Well, as my tweet embedded above states, it was about the Moon landing and what we, as a field, can learn from it. Most people would probably find this interesting as it is, but my description doesn't do the talk justice at all - Russ Olsen manages to express the feelings of nerverousness and wonder behind the whole process, especially during the last 10 minutes of decent towards the moon.

Russ Olsen also has a great message - quoting Kennedy, he reminds people that they shouldn't do something because it is easy, but because it is hard, and that nothing is impossible.

So, if you're at GOTO Aarhus, I would highly recommend going to Russ Olsen's keynote talk on Tuesday, even if the conference dinner made you get to bed late.
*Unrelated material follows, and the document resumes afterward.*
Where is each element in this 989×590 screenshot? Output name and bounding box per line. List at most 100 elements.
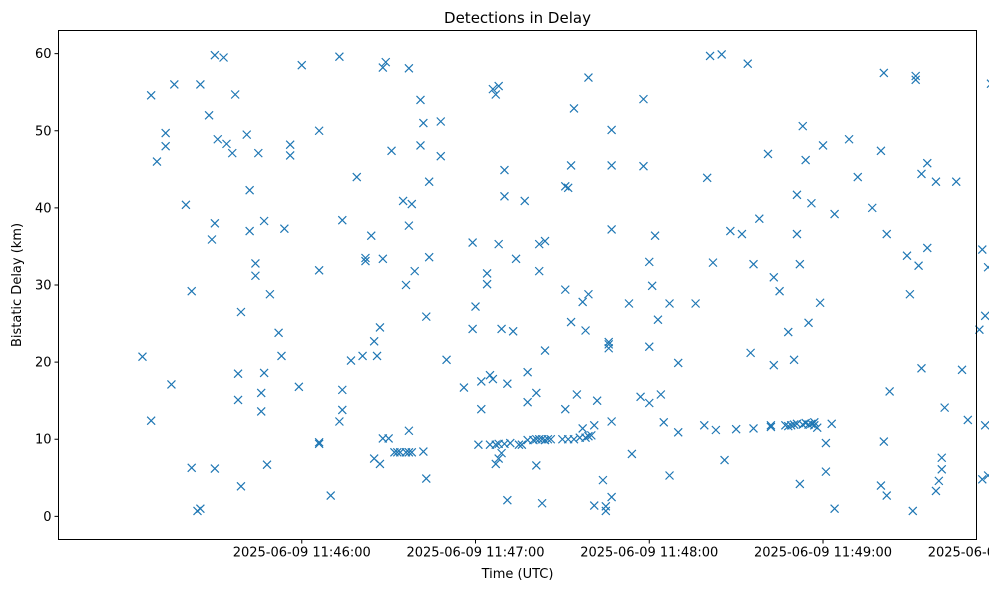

But in case you miss it, it can apparently be found online.

Ahead of my time

If you follow me on twitter, you'll undoubtfully have noticed that I've spent the last couple of days at the GOTO Copenhagen conference.

If you look at my last couple of blogposts, that might surprise you, since they were about going to GOTO Aarhus, not GOTO Copenhagen. Well, that's because I am going to GOTO Aarhus in my capacity as a blogger, while I went to GOTO Copenhagen as a "civilian" (i.e. together with some of my colleagues). Since GOTO Copenhagen and GOTO Aarhus have the same sessions, this means that I probably get to see more of the sessions than anyone else, perhaps excluding the speakers themselves.
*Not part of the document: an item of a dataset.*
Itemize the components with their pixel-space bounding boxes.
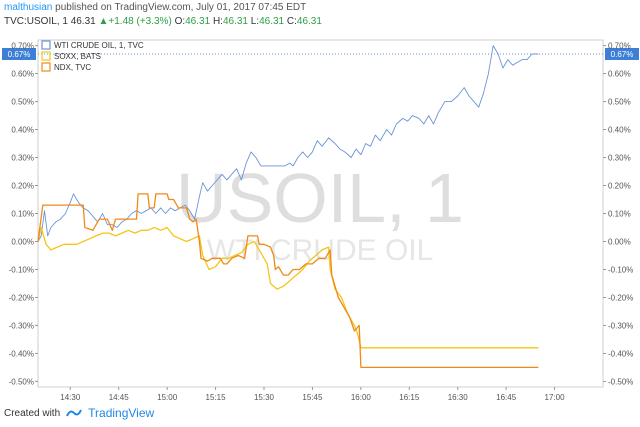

Even though I didn't go to GOTO Copenhagen as a blogger, it won't keep me from writing a bit about my impressions from the sessions I attended there - this also allows me to make some suggestions for what people should go to at GOTO Aarhus.
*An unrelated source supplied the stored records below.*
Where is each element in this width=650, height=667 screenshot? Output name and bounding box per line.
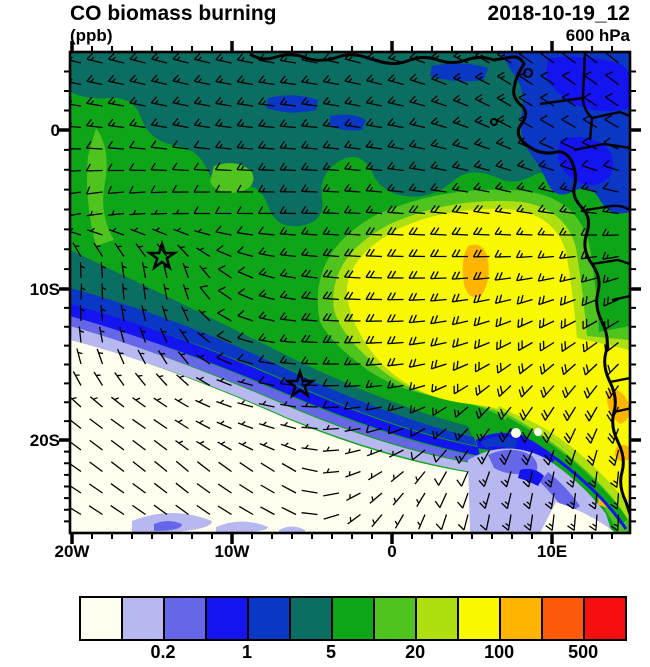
colorbar-cell-10	[501, 598, 543, 639]
x-tick-label-10e: 10E	[536, 542, 568, 561]
colorbar-label-1: 1	[242, 642, 253, 662]
plot-datetime: 2018-10-19_12	[487, 2, 630, 25]
region-violet-bottom	[154, 521, 182, 531]
star-marker-2	[283, 367, 317, 399]
country-border-0	[581, 52, 594, 141]
colorbar-label-5: 5	[326, 642, 337, 662]
country-border-1	[539, 96, 584, 106]
white-spot-1	[534, 428, 542, 436]
y-tick-label-20s: 20S	[29, 431, 60, 450]
region-white-wedge-se	[540, 502, 616, 533]
colorbar-cell-3	[207, 598, 249, 639]
colorbar-label-20: 20	[405, 642, 426, 662]
colorbar-label-100: 100	[484, 642, 515, 662]
units-label: (ppb)	[70, 26, 113, 45]
country-border-4	[585, 204, 630, 212]
map-field	[70, 52, 630, 533]
region-navy-hook-core	[480, 436, 518, 450]
star-marker-1	[145, 239, 179, 271]
island-outline-0	[523, 68, 533, 78]
country-border-7	[609, 376, 630, 384]
colorbar-cell-12	[585, 598, 625, 639]
pressure-level-label: 600 hPa	[565, 26, 630, 45]
y-tick-label-10s: 10S	[29, 280, 60, 299]
region-blue-tr-2	[558, 137, 614, 185]
wind-barbs	[70, 52, 620, 532]
x-tick-label-20w: 20W	[54, 542, 90, 561]
region-lavender-stripe	[70, 326, 484, 474]
region-teal-strip-10s	[70, 250, 472, 436]
axis-ticks	[59, 41, 641, 544]
country-border-6	[611, 294, 630, 302]
region-navy-stripe	[70, 288, 477, 446]
region-lavender-bottom-3	[279, 526, 305, 533]
country-border-5	[591, 258, 630, 266]
region-orange-blob-main	[462, 244, 489, 298]
colorbar-cell-0	[81, 598, 123, 639]
colorbar-cell-4	[249, 598, 291, 639]
x-tick-label-10w: 10W	[214, 542, 250, 561]
colorbar	[79, 596, 627, 641]
region-green8-blob-tl	[87, 128, 114, 246]
colorbar-cell-8	[417, 598, 459, 639]
colorbar-cell-1	[123, 598, 165, 639]
colorbar-label-0.2: 0.2	[150, 642, 176, 662]
x-tick-label-0: 0	[387, 542, 397, 561]
colorbar-cell-9	[459, 598, 501, 639]
y-tick-label-0: 0	[50, 121, 60, 140]
region-teal-top-band	[70, 52, 630, 227]
colorbar-cell-5	[291, 598, 333, 639]
coastline	[249, 52, 630, 515]
region-navy-streak-3	[430, 63, 488, 82]
coast-band-green7	[502, 417, 628, 525]
region-violet-stripe	[70, 316, 482, 464]
colorbar-cell-7	[375, 598, 417, 639]
colorbar-cell-6	[333, 598, 375, 639]
country-border-2	[591, 110, 630, 120]
white-spot-0	[511, 428, 521, 438]
colorbar-cell-2	[165, 598, 207, 639]
colorbar-cell-11	[543, 598, 585, 639]
country-border-3	[573, 142, 630, 152]
colorbar-label-500: 500	[568, 642, 599, 662]
region-blue-tr-1	[546, 56, 630, 112]
island-outline-1	[490, 118, 498, 126]
region-violet-offshore-1	[488, 449, 538, 475]
map-frame	[68, 50, 632, 535]
plot-title: CO biomass burning	[70, 2, 277, 25]
region-lavender-bottom-2	[216, 521, 268, 533]
region-blue-stripe	[70, 304, 480, 456]
region-yellow-core	[346, 208, 630, 506]
region-navy-streak-1	[266, 95, 318, 113]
Below is my schedule during GOTO Copenhagen:

Thursday:

• New Linting Rules - Kyle Simpson (Enterprise Architecture)
• From 'Agile Hangover' to 'Antifragile Organisations' - Russell Miles (People & Process)
• Fast Delivery - Adrian Cockcroft (People & Process)
• Deep Dive into the Big Data Landscape - Part I - Eva Andreasson (Enterprise Architecture)
• Lean Enterprise - Part II - Jez Humble (People & Process)

 

Friday

• The Future of C# - Mads Torgersen (Enterprise Architecture)
• What I Learned About Going Fast at eBay and Google - Randy Shoup (People & Process)
• Responding in a timely manner - Microseconds in HFT or milliseconds in web apps, its all the the same design principles - Martin Thompson (Enterprise Architecture)
• A retake on the Agile Manifesto Part I - Katherine Kirk/Prag-Dave Thomas/Jez Humble/Tatiana Badiceanu/Martin Fowler (People & Process)
• A retake on the Agile Manifesto Part II - Katherine Kirk/Prag-Dave Thomas/Jez Humble/Tatiana Badiceanu/Martin Fowler (People & Process)

 

As with most conferences, there is a rating system, where one can indicate what you feel about a given session. At GOTO it is the classic green-yellow-red system. All of the sessions I attended, with one exception, I gave a green - and the one I gave a yellow, I actually think in hind-sight also deserved a green.

 

I should probably add that I give a green based on either of two critierias:

1. Was it interesting/informative/entertaining
2. Did I get new insights out of it

This means that theoretically a speaker can be less than stellar, but able to give me new insights, and then receive a green vote. In reality, however, this happens very rarely, so green votes are usually given to great speakers, who usually are also able to provide me insights.